Comments on books I am reading/listening to


Posted by nliakos on May 11, 2014

by Gail Godwin (Random House 1999)

I must have read a review of this when it came out and added it to my list of books to read. I am sure it’s been on there at least 15 years! As the semester is ending, I went to McKeldin Library and the library at the Universities at Shady Grove and borrowed nine books on my list (and would have taken more, but I ran out of time and space in my rolling backpack; maybe next week). On the way home on the bus, I grabbed the first one my hand came in contact with: Evensong. 

I believe that this is the second book about Margaret Gower Bonner, Episcopal priest, but I haven’t read Father Melancholy’s Daughter, the first one. In Evensong, Margaret is married to the love of her life, Adrian Bonner. They live in the mountains of western North Carolina, where he is chaplain (and now acting headmaster) of a private school for children in crisis, and she is the pastor of a congregation called All Saints High Balsam. Their marriage, once so promising, is going through some rough times; Adrian tends to melancholy as much as his father-in-law apparently did. The novel opens a couple of days before the first Sunday of Advent, 1999, and takes us up to December 18 (with the epilogue some twenty years later), the day of a Millenium Birthday March for Jesus; the march is organized by an annoying woman who drives Margaret and everyone else crazy with her refusals to take “no” for an answer.
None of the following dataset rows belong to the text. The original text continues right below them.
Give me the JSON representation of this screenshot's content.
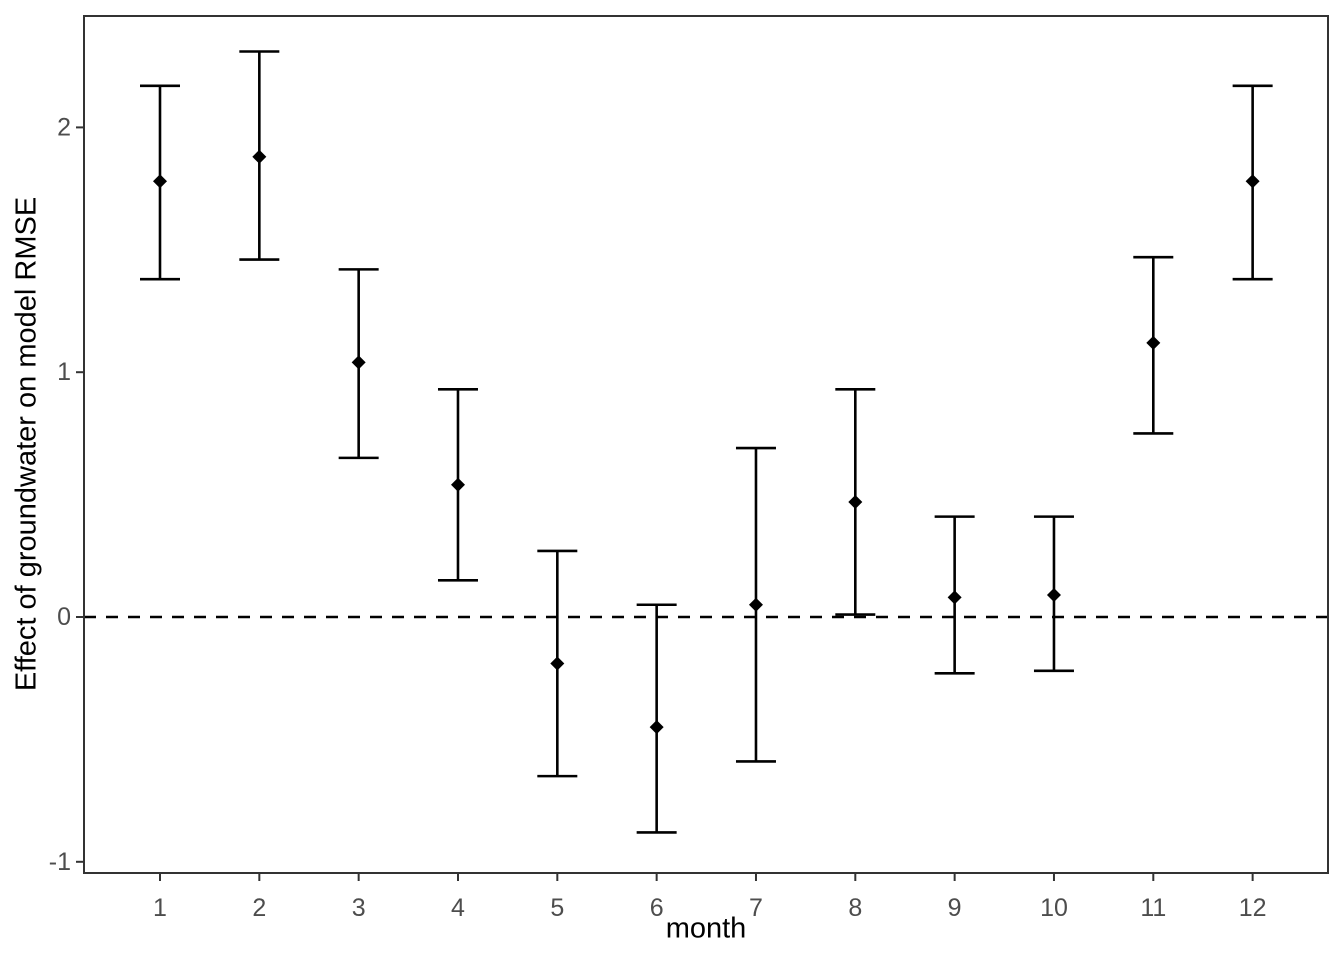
{
  "chart_data": {
    "type": "scatter",
    "subtype": "point-estimate-with-error-bars",
    "title": "",
    "xlabel": "month",
    "ylabel": "Effect of groundwater on model RMSE",
    "x_ticks": [
      1,
      2,
      3,
      4,
      5,
      6,
      7,
      8,
      9,
      10,
      11,
      12
    ],
    "x_tick_labels": [
      "1",
      "2",
      "3",
      "4",
      "5",
      "6",
      "7",
      "8",
      "9",
      "10",
      "11",
      "12"
    ],
    "y_ticks": [
      2,
      1,
      0,
      -1
    ],
    "y_tick_labels": [
      "2",
      "1",
      "0",
      "-1"
    ],
    "xlim": [
      0.23,
      12.76
    ],
    "ylim": [
      -1.05,
      2.46
    ],
    "grid": false,
    "legend": "none",
    "marker": "diamond",
    "reference_line": {
      "y": 0,
      "style": "dashed",
      "color": "#000000"
    },
    "series": [
      {
        "name": "effect-of-groundwater",
        "points": [
          {
            "x": 1,
            "y": 1.78,
            "ymin": 1.38,
            "ymax": 2.17
          },
          {
            "x": 2,
            "y": 1.88,
            "ymin": 1.46,
            "ymax": 2.31
          },
          {
            "x": 3,
            "y": 1.04,
            "ymin": 0.65,
            "ymax": 1.42
          },
          {
            "x": 4,
            "y": 0.54,
            "ymin": 0.15,
            "ymax": 0.93
          },
          {
            "x": 5,
            "y": -0.19,
            "ymin": -0.65,
            "ymax": 0.27
          },
          {
            "x": 6,
            "y": -0.45,
            "ymin": -0.88,
            "ymax": 0.05
          },
          {
            "x": 7,
            "y": 0.05,
            "ymin": -0.59,
            "ymax": 0.69
          },
          {
            "x": 8,
            "y": 0.47,
            "ymin": 0.01,
            "ymax": 0.93
          },
          {
            "x": 9,
            "y": 0.08,
            "ymin": -0.23,
            "ymax": 0.41
          },
          {
            "x": 10,
            "y": 0.09,
            "ymin": -0.22,
            "ymax": 0.41
          },
          {
            "x": 11,
            "y": 1.12,
            "ymin": 0.75,
            "ymax": 1.47
          },
          {
            "x": 12,
            "y": 1.78,
            "ymin": 1.38,
            "ymax": 2.17
          }
        ]
      }
    ],
    "style": {
      "background": "#FFFFFF",
      "panel_border_color": "#333333",
      "point_color": "#000000",
      "errorbar_color": "#000000",
      "tick_color": "#333333",
      "tick_label_color": "#4D4D4D",
      "axis_title_color": "#000000",
      "reference_line_color": "#000000"
    }
  }
}
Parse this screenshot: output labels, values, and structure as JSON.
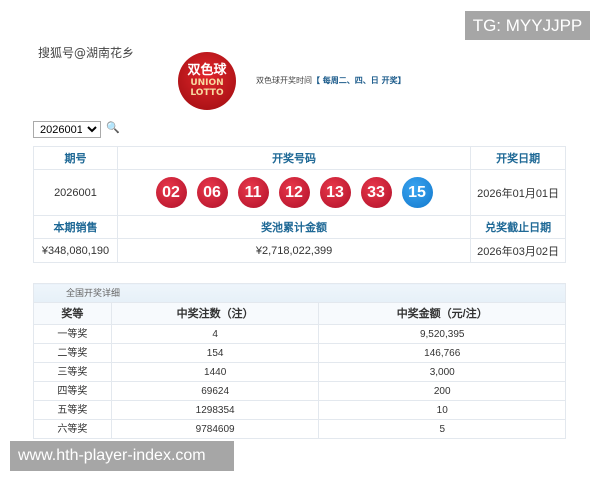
{
  "watermarks": {
    "top": "TG: MYYJJPP",
    "bottom": "www.hth-player-index.com"
  },
  "source": "搜狐号@湖南花乡",
  "logo": {
    "line1": "双色球",
    "line2": "UNION",
    "line3": "LOTTO"
  },
  "draw_time": {
    "label": "双色球开奖时间",
    "schedule": "【 每周二、四、日 开奖】"
  },
  "issue_select": {
    "value": "2026001"
  },
  "icons": {
    "search": "search-icon"
  },
  "colors": {
    "red_ball": "#c8163a",
    "blue_ball": "#1a8ae0",
    "header_text": "#1f6996"
  },
  "summary": {
    "headers": [
      "期号",
      "开奖号码",
      "开奖日期"
    ],
    "issue": "2026001",
    "red_balls": [
      "02",
      "06",
      "11",
      "12",
      "13",
      "33"
    ],
    "blue_ball": "15",
    "draw_date": "2026年01月01日",
    "headers2": [
      "本期销售",
      "奖池累计金额",
      "兑奖截止日期"
    ],
    "sales": "¥348,080,190",
    "pool": "¥2,718,022,399",
    "deadline": "2026年03月02日"
  },
  "details": {
    "caption": "全国开奖详细",
    "headers": [
      "奖等",
      "中奖注数（注）",
      "中奖金额（元/注）"
    ],
    "rows": [
      [
        "一等奖",
        "4",
        "9,520,395"
      ],
      [
        "二等奖",
        "154",
        "146,766"
      ],
      [
        "三等奖",
        "1440",
        "3,000"
      ],
      [
        "四等奖",
        "69624",
        "200"
      ],
      [
        "五等奖",
        "1298354",
        "10"
      ],
      [
        "六等奖",
        "9784609",
        "5"
      ]
    ]
  }
}
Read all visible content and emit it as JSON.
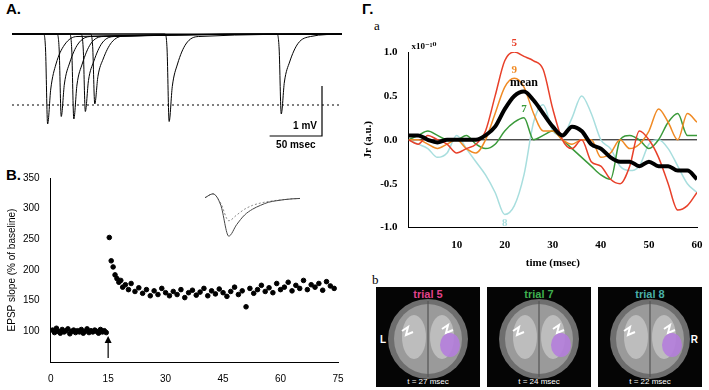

In those four weeks, we get to know (from Margaret’s perspective) a cast of interesting characters: Adrian, Chase (an unusually difficult student from Adrian’s school), Tony (a lay monk who turns up in High Balsam and ends up staying with the Bonners), Gus and Doctor Charles (a couple that Margaret marries in Chapter 9, as well as his tweenaged daughter Jennifer), Chase’s adoptive father who wishes Chase would just go away and stop getting into trouble, Grace Munger (the march organizer) and other people from the town. We also learn Margaret’s and Adrian’s backstories; Adrian’s explains a lot about his lack of confidence and self-esteem.  There are various subplots and story lines which culminate in a dramatic event in the final chapter, but no spoilers! It was a fast and enjoyable read, and I liked learning about an Episcopal priest’s responsibilities and daily routines–something I’ve never really thought about before.